O, hep dolduğu için gittikçe ağır basan sağ kefe, arkalarına devleti de almış olan yüzde 20’lik en zengin sınıfın kefesi. Son 70 yıldır benim yalnız ve güzel ülkem**in de içinde olduğu, sözde demokrasi ile (sandıkla) idare edilen ülkelerde gençlere okutulan ekonomi tarihi, “zenginliğin kaynağının, en zengin sınıfın elindeki sermayenin karşılığı olan kâr” olduğunu yazar. Günümüzde, dünyaya hâkim olan ekonomik sistemin adı da, işte bu nedenle “kapitalizmdir”.
Örneğin bu sistemin kontrolü altındaki ülkelerin “terazisini dengede tutma vaadi!” ile verdikleri borcun icra memuru IMF gibi baskı kuruluşları, elbette hiçbir zaman köylünün, isçinin, memurun, küçük ve orta ölçekli imalatçının ve başta emekli sabit gelirlinin pürmelaline (batık haline) bakmaz, asla düşünmezler.
Varsa yoksa bitmeyen istekleri, verdikleri dövizleri (dolarları) tahsil için daha çok vergi, daha az yatırım (üretim), daha az ücret, daha az maaş yani, “Kemer sıkma – Aştan ve İşten kısıntı (tasarruf)”. Onları sadece para piyasaları, faiz rakamları ve dövizli alacakları ilgilendirir.
Cumhur ittifakının (Mehmet Şimşek’in) son -tasarruf planı– da, adı geçmese de arkada IMF’nin gölge finans kuruluşlarının işte bu eskiden beri bilinen baskı modelinin bir kez daha uygulanması.

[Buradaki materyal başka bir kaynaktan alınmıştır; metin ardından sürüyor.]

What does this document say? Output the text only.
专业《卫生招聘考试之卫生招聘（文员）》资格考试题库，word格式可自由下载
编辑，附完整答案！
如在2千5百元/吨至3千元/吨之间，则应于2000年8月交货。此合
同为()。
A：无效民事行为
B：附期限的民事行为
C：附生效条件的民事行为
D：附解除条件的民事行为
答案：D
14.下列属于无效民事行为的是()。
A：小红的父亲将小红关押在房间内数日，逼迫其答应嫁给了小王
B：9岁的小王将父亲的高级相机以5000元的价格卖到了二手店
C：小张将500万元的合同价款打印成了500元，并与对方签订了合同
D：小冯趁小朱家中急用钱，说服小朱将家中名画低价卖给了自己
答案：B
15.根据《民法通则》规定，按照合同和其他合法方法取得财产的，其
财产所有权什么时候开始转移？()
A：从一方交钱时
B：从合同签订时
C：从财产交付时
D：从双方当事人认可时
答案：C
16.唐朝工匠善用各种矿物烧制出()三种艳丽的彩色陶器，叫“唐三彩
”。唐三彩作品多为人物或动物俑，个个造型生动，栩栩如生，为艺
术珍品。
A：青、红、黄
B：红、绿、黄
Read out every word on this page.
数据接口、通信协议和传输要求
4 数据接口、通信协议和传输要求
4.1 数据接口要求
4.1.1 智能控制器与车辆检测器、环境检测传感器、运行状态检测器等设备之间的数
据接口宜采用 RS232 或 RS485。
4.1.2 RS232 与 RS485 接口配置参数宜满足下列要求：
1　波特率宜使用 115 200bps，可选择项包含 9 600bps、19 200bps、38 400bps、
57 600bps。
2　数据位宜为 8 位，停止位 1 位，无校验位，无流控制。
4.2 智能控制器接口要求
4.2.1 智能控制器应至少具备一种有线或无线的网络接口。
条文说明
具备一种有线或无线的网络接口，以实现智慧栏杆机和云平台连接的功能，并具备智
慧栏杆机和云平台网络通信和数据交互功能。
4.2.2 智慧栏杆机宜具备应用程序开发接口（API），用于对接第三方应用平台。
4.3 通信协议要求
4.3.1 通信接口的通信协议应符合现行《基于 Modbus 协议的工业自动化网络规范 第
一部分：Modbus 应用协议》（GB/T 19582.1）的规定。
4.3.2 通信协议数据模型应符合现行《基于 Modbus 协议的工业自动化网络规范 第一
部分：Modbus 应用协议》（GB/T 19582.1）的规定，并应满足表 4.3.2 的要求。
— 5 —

Bizim gibi batı kapitalizminin kitaplarından okuyan gençlere anımsatayım; 1970’lerin başında ekonomimiz, yine enflasyon ve artan işsizlikle karşı karşıyaydı. Elbette bedel ödeyenler, her zamanki gibi, emeğiyle çalışanlar ve yoksul kitleler oldu. Özal’dan sonra, Demirel’in önderliğindeki Türk-İslam sentezinin hükümetleri de ayni yolda devam ettiler. Ancak, bir önemli değişim oldu; 1995’te yüzde yirmi oyla birinci parti olan milli görüşçü (özgürlükleri ve insan haklarını esas alan, çağdaş, laik demokrasi yerine bağnaz din kardeşliğine dayalı sandık demokrasisi) Necmettin Erbakan, artık Başbakandı.

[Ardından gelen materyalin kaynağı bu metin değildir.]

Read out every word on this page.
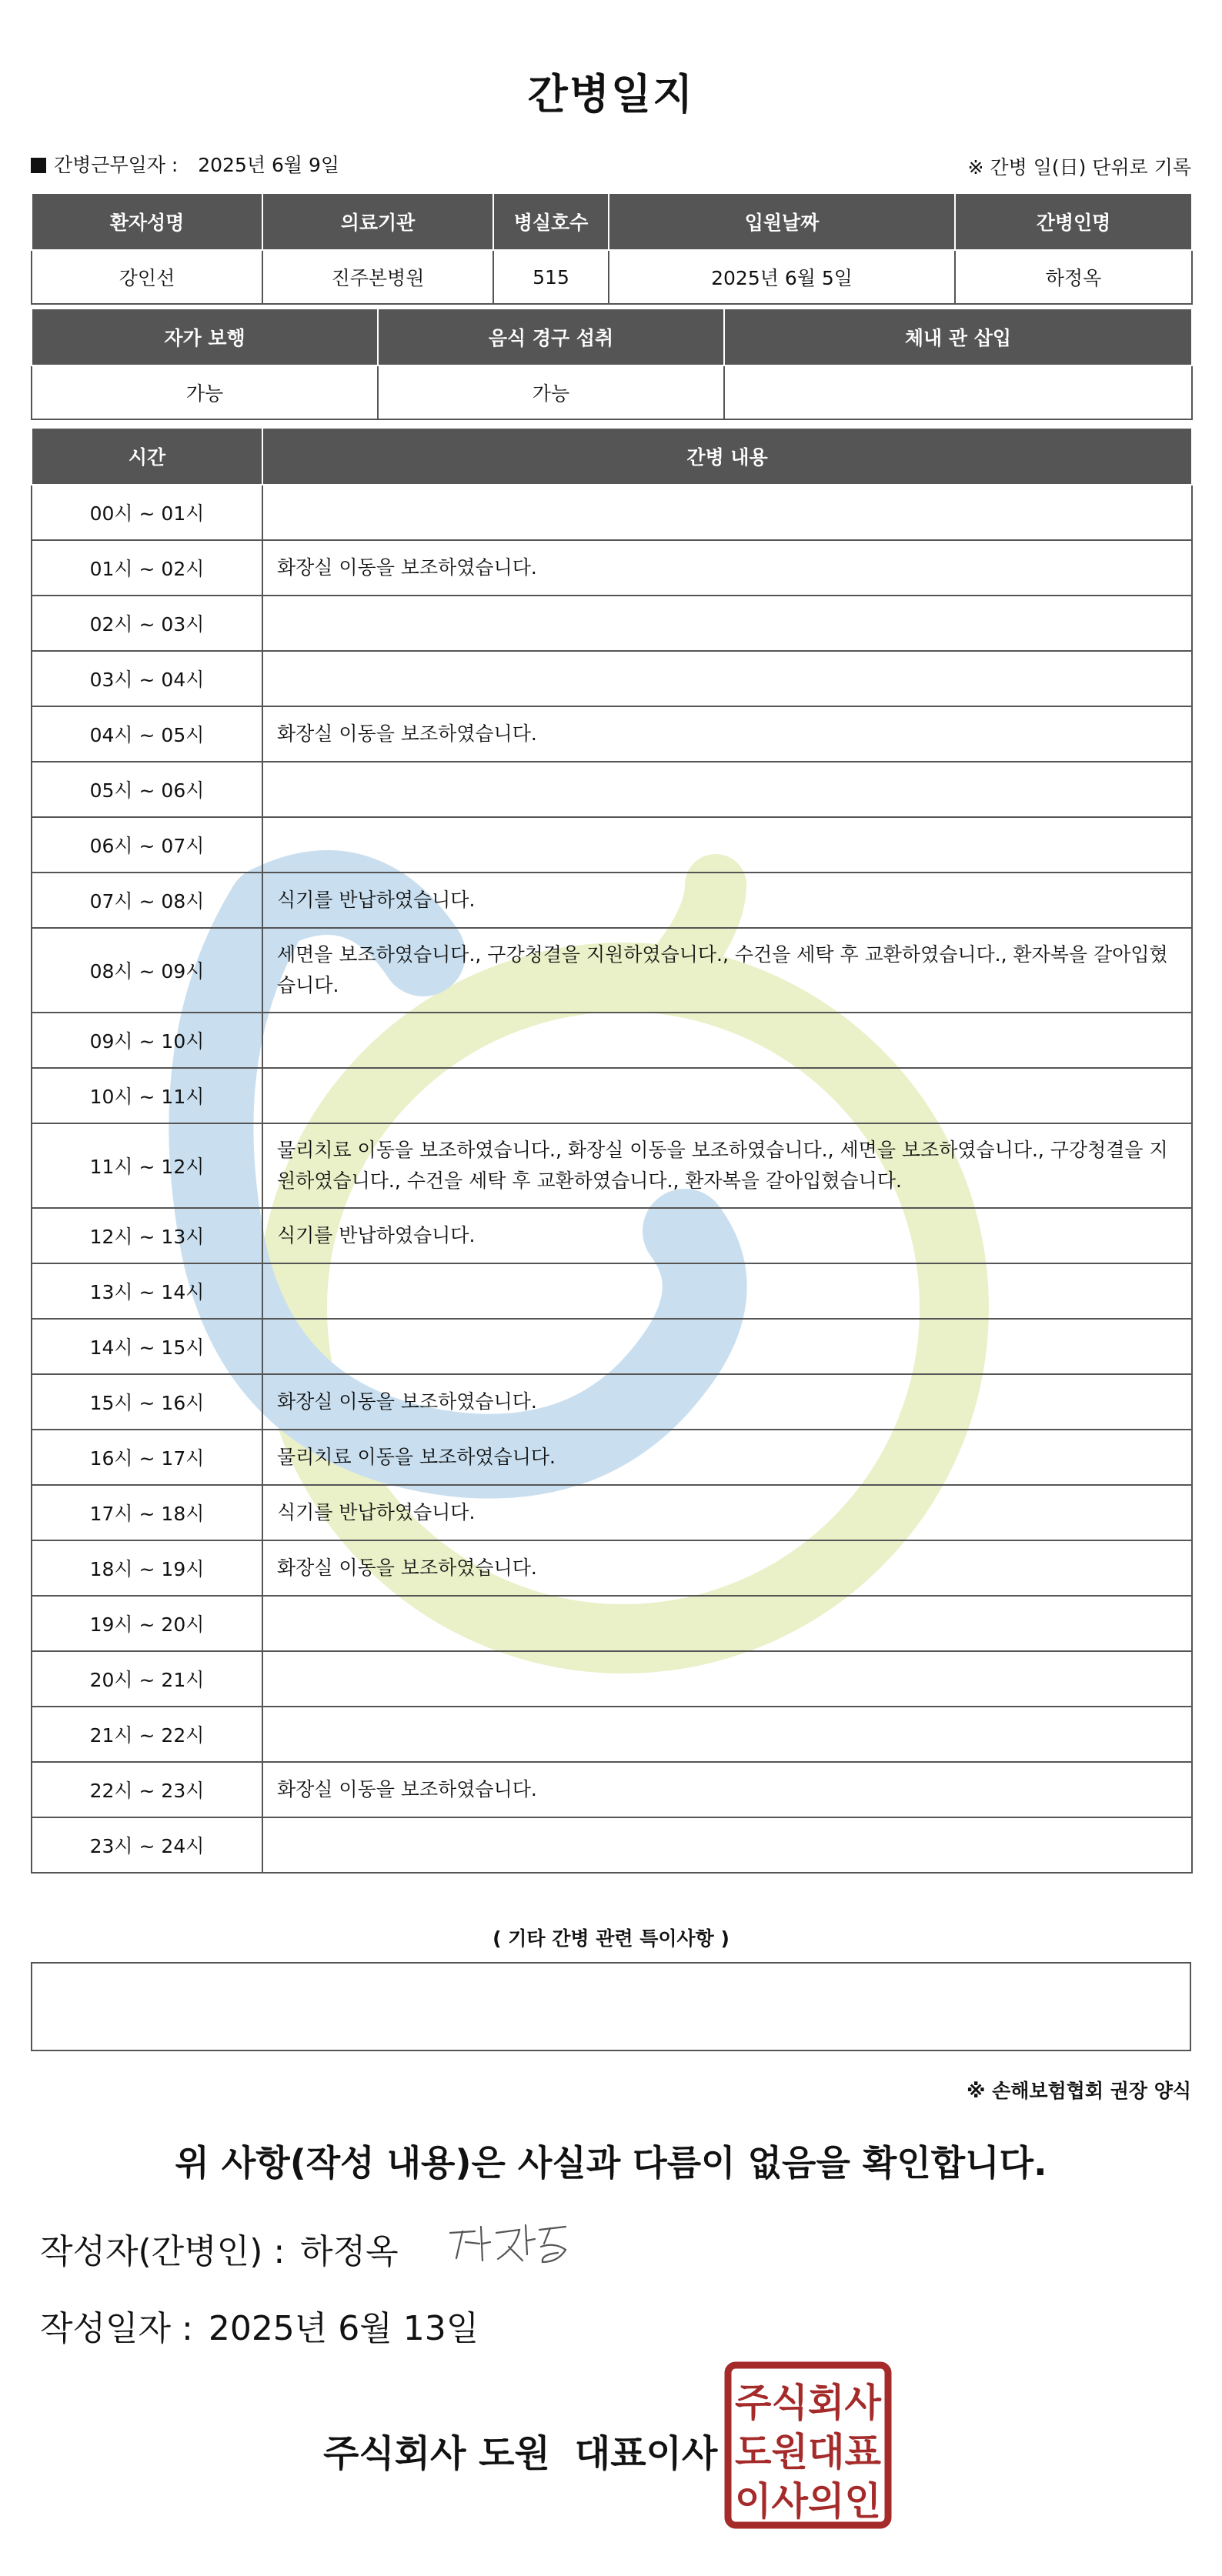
간병일지
간병근무일자 : 2025년 6월 9일	※ 간병 일(日) 단위로 기록
환자성명	의료기관	병실호수	입원날짜	간병인명
강인선	진주본병원	515	2025년 6월 5일	하정옥
자가 보행	음식 경구 섭취	체내 관 삽입
가능	가능	
시간	간병 내용
00시 ~ 01시	
01시 ~ 02시	화장실 이동을 보조하였습니다.
02시 ~ 03시	
03시 ~ 04시	
04시 ~ 05시	화장실 이동을 보조하였습니다.
05시 ~ 06시	
06시 ~ 07시	
07시 ~ 08시	식기를 반납하였습니다.
08시 ~ 09시	세면을 보조하였습니다., 구강청결을 지원하였습니다., 수건을 세탁 후 교환하였습니다., 환자복을 갈아입혔습니다.
09시 ~ 10시	
10시 ~ 11시	
11시 ~ 12시	물리치료 이동을 보조하였습니다., 화장실 이동을 보조하였습니다., 세면을 보조하였습니다., 구강청결을 지원하였습니다., 수건을 세탁 후 교환하였습니다., 환자복을 갈아입혔습니다.
12시 ~ 13시	식기를 반납하였습니다.
13시 ~ 14시	
14시 ~ 15시	
15시 ~ 16시	화장실 이동을 보조하였습니다.
16시 ~ 17시	물리치료 이동을 보조하였습니다.
17시 ~ 18시	식기를 반납하였습니다.
18시 ~ 19시	화장실 이동을 보조하였습니다.
19시 ~ 20시	
20시 ~ 21시	
21시 ~ 22시	
22시 ~ 23시	화장실 이동을 보조하였습니다.
23시 ~ 24시	
( 기타 간병 관련 특이사항 )
※ 손해보험협회 권장 양식
위 사항(작성 내용)은 사실과 다름이 없음을 확인합니다.
작성자(간병인) : 하정옥
작성일자 : 2025년 6월 13일
주식회사 도원 대표이사
주식회사
도원대표
이사의인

Uzun sürmedi ama 28 Şubat dolaylı müdahalesi, Erbakan’ın mağdur öğrencilerini Kasımpaşalı ve İmam Hatipli R. T. Erdoğan’ın Reisliğinde yeni bir parti AKP’yi 2002 seçimine taşıdı. 2001 krizine yani yine IMF’ye esir düşen ekonominin Aş ve İş derdine kapılan seçmen çareyi kendinden zannettiği Recep Reisin AK(!) Patisini, yüzde 34 oyla tek başına iktidar yaptı.

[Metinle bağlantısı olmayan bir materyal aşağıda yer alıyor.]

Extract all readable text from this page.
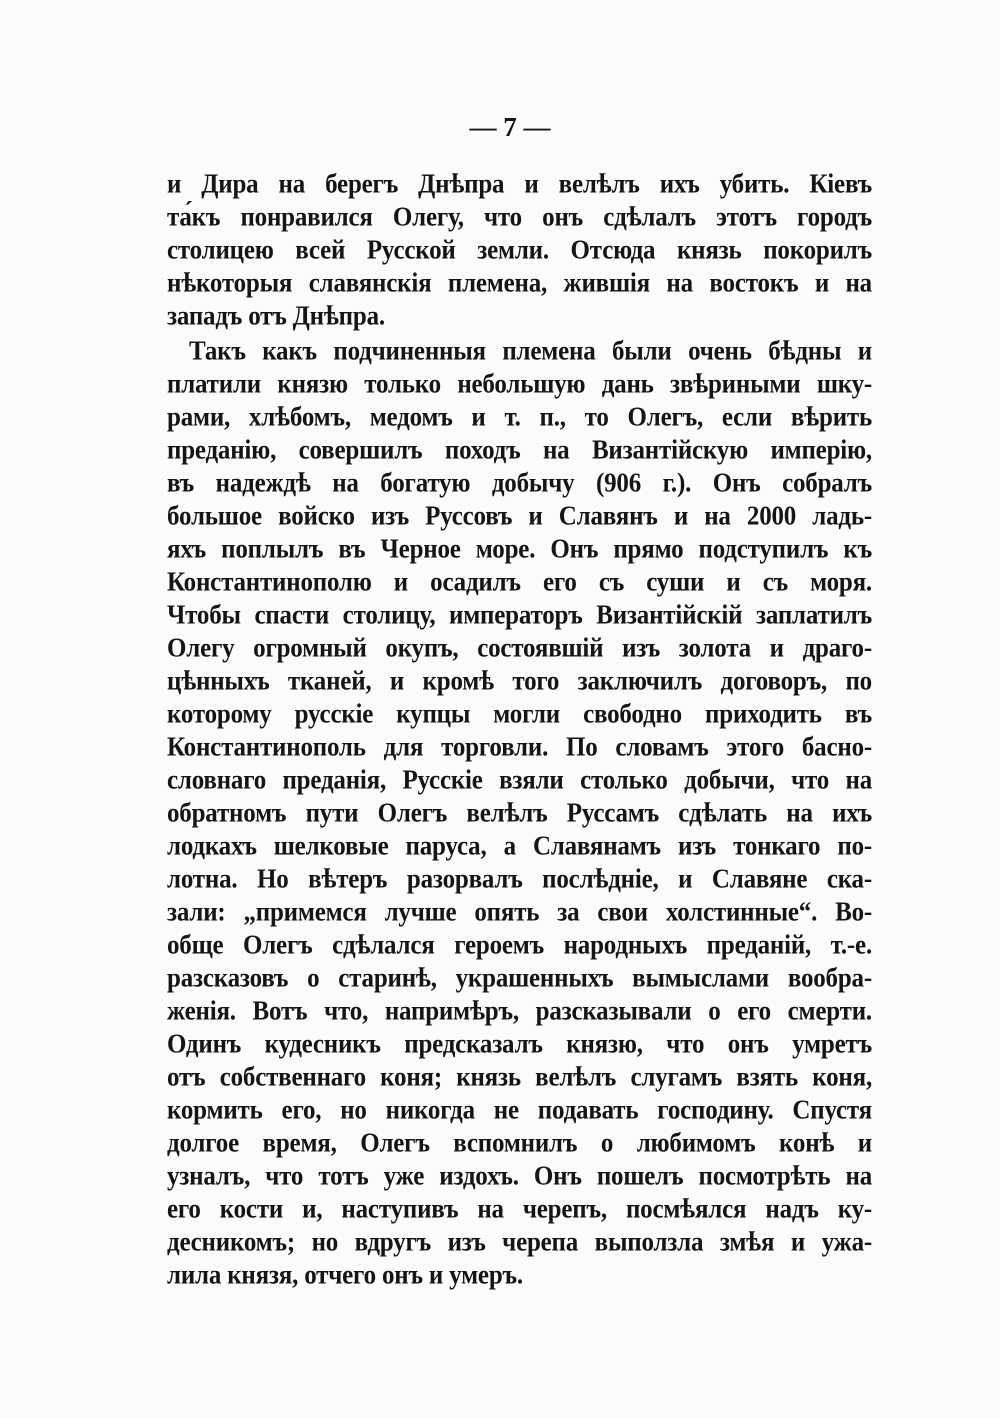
— 7 —
и Дира на берегъ Днѣпра и велѣлъ ихъ убить. Кіевъ
та́къ понравился Олегу, что онъ сдѣлалъ этотъ городъ
столицею всей Русской земли. Отсюда князь покорилъ
нѣкоторыя славянскія племена, жившія на востокъ и на
западъ отъ Днѣпра.
Такъ какъ подчиненныя племена были очень бѣдны и
платили князю только небольшую дань звѣриными шку-
рами, хлѣбомъ, медомъ и т. п., то Олегъ, если вѣрить
преданію, совершилъ походъ на Византійскую имперію,
въ надеждѣ на богатую добычу (906 г.). Онъ собралъ
большое войско изъ Руссовъ и Славянъ и на 2000 ладь-
яхъ поплылъ въ Черное море. Онъ прямо подступилъ къ
Константинополю и осадилъ его съ суши и съ моря.
Чтобы спасти столицу, императоръ Византійскій заплатилъ
Олегу огромный окупъ, состоявшій изъ золота и драго-
цѣнныхъ тканей, и кромѣ того заключилъ договоръ, по
которому русскіе купцы могли свободно приходить въ
Константинополь для торговли. По словамъ этого басно-
словнаго преданія, Русскіе взяли столько добычи, что на
обратномъ пути Олегъ велѣлъ Руссамъ сдѣлать на ихъ
лодкахъ шелковые паруса, а Славянамъ изъ тонкаго по-
лотна. Но вѣтеръ разорвалъ послѣдніе, и Славяне ска-
зали: „примемся лучше опять за свои холстинные“. Во-
обще Олегъ сдѣлался героемъ народныхъ преданій, т.-е.
разсказовъ о старинѣ, украшенныхъ вымыслами вообра-
женія. Вотъ что, напримѣръ, разсказывали о его смерти.
Одинъ кудесникъ предсказалъ князю, что онъ умретъ
отъ собственнаго коня; князь велѣлъ слугамъ взять коня,
кормить его, но никогда не подавать господину. Спустя
долгое время, Олегъ вспомнилъ о любимомъ конѣ и
узналъ, что тотъ уже издохъ. Онъ пошелъ посмотрѣть на
его кости и, наступивъ на черепъ, посмѣялся надъ ку-
десникомъ; но вдругъ изъ черепа выползла змѣя и ужа-
лила князя, отчего онъ и умеръ.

ABD’nin BOP (Büyük Ortadoğu Projesi) AKP’yi (R.T. Erdoğan’ı) Suriye’ye bulaştırarak Türkiye ekonomisini uluslararası sermayenin istediği gibi yönlendirmesine neden oldu. Yani yine sonunda bilinen terazin sol kefesinden alıp sağ kefesine aktarma sistemi bütün ağılığı ile halkın üstüne yıkılmış oldu.
31 Mart 2024 seçim sonuçları halkın bu sisteme karşı bir isyanıdır. O nedenle seçimin ertesi günü başlayan ve sokaklara çıkan bu isyanın, AK Saraya ulaşması ancak bir seçimle ve yine sandıkla olacaktır.
Geçte olsa CHP’nin son çıkışı, İsmet İnönü’nün 1966’da ilan ettiği “CHP Ortanın Solundadır”, Bülent Ecevit’in AK Günlere Bildirgesinde vaat ettiği ve M. K. Atatürk’ün ilke ve hedeflerini koyduğu 6 Ok’un görev bilincinin canlanmasıdır.
Fıtratı anormal olan liderlerin normale döndüğünü tarih yazdıysa da, okuyup-gören olmadı. Sol kefeyi normale getirecek yine hakkı elinden alınan halk olacaktır. Halkın kefeyi yukarı kaldıracağı gün yarın olmasa da, yarından çok uzak değildir.
(*) R. T. Erdoğan’ın unutulmaz sözü: “Bunun fıtratında bu (işçi ölümü) var”
(**) Yönetmen Nuri Bilge Ceylan’ın Cannes’da (Kan’da) büyük ödülü aldığında söylediği çok önemli yakıştırma.